Trust can be built in a referral relationship fairly quickly, but it can be destroyed just as easily if a lapse of judgement in care is detected, communication falls through the cracks, or patients consistently provide negative feedback.
A letter addressing the concern and reason for referral, the relevant clinical findings, the urgency of the referral, your expectations for patient management, and any further follow-up arranged at your office should be included with your referral.
The reason for referral should be clear and concise and should include the clinical findings that support your thought process and validate your concern. The portion often left out of referral letters is the expectation for comanaging the patient: How do you want to manage care with the doctor to whom you are referring the patient? When is the patient scheduled to see you again? Be sure to include this information when you write referral letters.
An established protocol for how to handle referrals can be helpful. See Establish a Protocol for a few suggestions. The same courtesy letter should be extended for patients referred to you from a primary care doctor or an ophthalmologist.

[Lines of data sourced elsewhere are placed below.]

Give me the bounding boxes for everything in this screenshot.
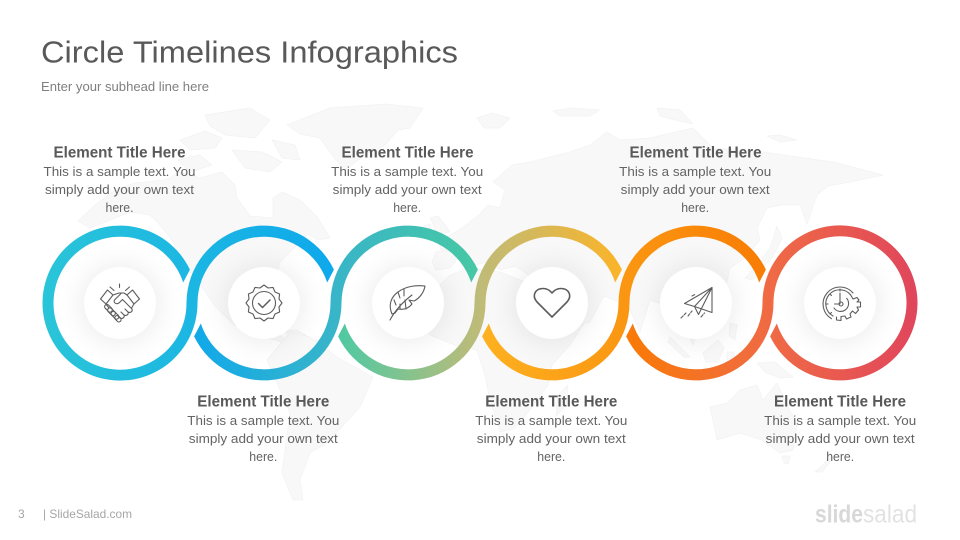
element 2 body: here. <box>249 449 277 464</box>
element 3 body: simply add your own text <box>333 182 482 197</box>
element 4 body: This is a sample text. You <box>475 413 627 428</box>
element 6 body: here. <box>826 449 854 464</box>
icon: badge check <box>246 285 282 321</box>
element 2 body <box>187 413 339 464</box>
disk 3 with feather icon <box>348 244 468 364</box>
element 4 body <box>475 413 627 464</box>
element 3 heading: Element Title Here <box>342 144 474 162</box>
element 1 body: simply add your own text <box>45 182 194 197</box>
element 1 heading: Element Title Here <box>54 144 186 162</box>
element 5 heading: Element Title Here <box>630 144 762 162</box>
disk 6 with gauge gear icon <box>780 244 900 364</box>
element 6 heading: Element Title Here <box>774 394 906 410</box>
logo: slidesalad: salad <box>863 500 917 528</box>
element 1 body: here. <box>106 200 134 215</box>
text block: element 4 <box>475 394 627 464</box>
element 1 body <box>44 164 196 215</box>
element 5 body: This is a sample text. You <box>619 164 771 179</box>
ring segment 1 <box>43 226 334 381</box>
element 6 body: simply add your own text <box>766 431 915 446</box>
icon: gauge gear <box>823 287 860 320</box>
disk 5 with paper plane icon <box>636 244 756 364</box>
element 4 body: simply add your own text <box>477 431 626 446</box>
ring segment 2 <box>194 226 478 380</box>
logo: slidesalad: slide <box>815 500 863 528</box>
element 2 heading: Element Title Here <box>197 394 329 410</box>
disk 4 with heart icon <box>492 244 612 364</box>
icon: heart <box>534 288 570 317</box>
element 3 body <box>331 164 483 215</box>
text block: element 2 <box>187 394 339 464</box>
logo: slidesalad <box>815 500 917 528</box>
element 5 body: here. <box>681 200 709 215</box>
element 4 body: here. <box>537 449 565 464</box>
subhead: Enter your subhead line here <box>41 80 209 94</box>
element 6 body <box>764 413 916 464</box>
element 3 body: here. <box>393 200 421 215</box>
ring segment 3 <box>338 226 622 380</box>
element 5 body <box>619 164 771 215</box>
icon: paper plane <box>681 288 712 318</box>
icon: handshake <box>100 284 140 323</box>
ring segment 5 <box>626 225 917 380</box>
page number: 3 <box>18 507 25 521</box>
text block: element 6 <box>764 394 916 464</box>
element 5 body: simply add your own text <box>621 182 770 197</box>
element 2 body: simply add your own text <box>189 431 338 446</box>
text block: element 1 <box>44 144 196 215</box>
element 6 body: This is a sample text. You <box>764 413 916 428</box>
footer site name: | SlideSalad.com <box>43 507 132 521</box>
text block: element 3 <box>331 144 483 215</box>
element 3 body: This is a sample text. You <box>331 164 483 179</box>
icon: feather <box>390 286 425 320</box>
world map background <box>78 104 883 500</box>
disk 1 with handshake icon <box>60 244 180 364</box>
ring segment 4 <box>482 226 766 380</box>
element 4 heading: Element Title Here <box>485 394 617 410</box>
title: Circle Timelines Infographics <box>41 34 458 70</box>
element 2 body: This is a sample text. You <box>187 413 339 428</box>
element 1 body: This is a sample text. You <box>44 164 196 179</box>
disk 2 with badge icon <box>204 244 324 364</box>
timeline rings <box>43 225 917 381</box>
text block: element 5 <box>619 144 771 215</box>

In a study conducted at Duke University, a focus group of primary care providers, nurse practitioners, and physician assistants were asked about barriers to referral to eye care professionals. The most frequent complaint was poor communication and the third most frequent was difficulty scheduling an appointment.4 In a hospital setting, in which an electronic health record system can automatically populate a letter to a referring doctor or nurse, these barriers can be easily traversed. In private practice, however, it can be more difficult to communicate with primary care providers due to a lack of information provided by the patient. It is important to institute methods of minimizing these barriers in your practice.
Ensure That Your Patients Receive The Care They Need
As optometrists, it is our challenge to blend the science and the art of our practice harmoniously to ensure that patients receive the care they need—even when it is outside of our practice pattern or capability. We can do this by performing thorough clinical examinations, networking effectively, and communicating clearly with the physicians to whom we refer about why we are concerned and how we think they can help.
- Dobbelsteyn D, McKee K, Bearnes RD, Jayanetti SN, Persaud DD, Cruess AF. What percentage of patients presenting for routine eye examinations require referral for secondary care? A study of referrals from optometrists to ophthalmologists. Clin Exp Optom. 2015;98(3):214-217.
- Scully ND, Chu L, Siriwardena D, Wormald R, Kotecha A. The quality of optometrists’ referral letters for glaucoma. Ophthalmic Physiol Opt. 2009;29(1):26-313.
- Muzzin, LJ. Understanding the process of medical referral: Part 3: Trust and choice of consultant. Can Fam Physician. 1991;37:2576-2581.
- Holley CD, Lee PP. Primary care provider views of the current referral-to-eye-care process: focus group results. Invest Ophthalmol Vis Sci. 2010;51(4):1866-1872.